Even with a small feature-set fixed, there’s still a lot of work to pick a good concrete syntax: unambiguous to parse, useful to grep, easy to read and not too painful to write. A smart thing is of course to steal and borrow solutions from other languages, not because of familiarity, but because the ruthless natural selection tends to weed out poor ideas. But there’s a lot of inertia in languages, so there’s no need to fear innovation. If an odd-looking syntax is actually good, people will take to it.

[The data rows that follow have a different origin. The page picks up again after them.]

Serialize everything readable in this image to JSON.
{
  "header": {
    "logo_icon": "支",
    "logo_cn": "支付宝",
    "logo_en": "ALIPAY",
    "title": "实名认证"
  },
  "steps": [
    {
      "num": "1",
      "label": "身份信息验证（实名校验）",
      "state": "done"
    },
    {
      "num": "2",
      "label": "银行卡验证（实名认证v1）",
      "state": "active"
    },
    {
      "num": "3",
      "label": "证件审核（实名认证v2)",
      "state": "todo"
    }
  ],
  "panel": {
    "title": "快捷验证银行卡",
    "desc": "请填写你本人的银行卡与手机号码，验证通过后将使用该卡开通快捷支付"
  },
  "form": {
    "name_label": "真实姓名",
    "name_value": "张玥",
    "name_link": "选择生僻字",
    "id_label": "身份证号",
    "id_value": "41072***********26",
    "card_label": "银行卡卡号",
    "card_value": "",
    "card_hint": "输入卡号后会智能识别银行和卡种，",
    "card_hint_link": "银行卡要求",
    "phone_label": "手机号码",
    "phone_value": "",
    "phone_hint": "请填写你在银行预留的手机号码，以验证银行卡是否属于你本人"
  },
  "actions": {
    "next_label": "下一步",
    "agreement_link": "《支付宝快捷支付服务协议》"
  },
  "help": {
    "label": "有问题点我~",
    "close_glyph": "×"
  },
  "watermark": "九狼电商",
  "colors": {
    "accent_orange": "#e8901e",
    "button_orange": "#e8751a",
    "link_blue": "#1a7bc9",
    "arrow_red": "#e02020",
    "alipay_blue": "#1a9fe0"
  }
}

Is there anything about Zig’s syntax I don’t like? I thought no, when starting this post. But in the process of writing it I did discover one form that annoys me. It is the while with the increment loop:
var i: u32 = 0;
while (i < 10) : (i+=1) {
    print("{d}", .{i});
}
          
            This is two-thirds of a C-style for loop (without the
            declarator), and it sucks for the same reason: control flow jumps
            all over the place and is unrelated to the source code order. We go
            from condition, to the body, to the increment. But in the source
            order the increment is between the condition and the body. In Zig,
            this loop sucks for one additional reason: that :
            separating the increment I think is the single example of control
            flow in Zig that is expressed by a sigil, rather than a keyword.
          
            This form used to be rather important, as Zig lacked a counting
            loop. It has
            for(0..10) |i|
            form now, so I am tempted to call the while-with-increment
            redundant.
          
Annoyingly,
while (condition) {
    defer increment;
    body
}
          is almost equivalent to
while (condition) : (increment) {
  body
}
          
            But not exactly: if body contains a return, break or try, the defer version would run the
            increment one extra time, which is useless and might be
            outright buggy. Oh well.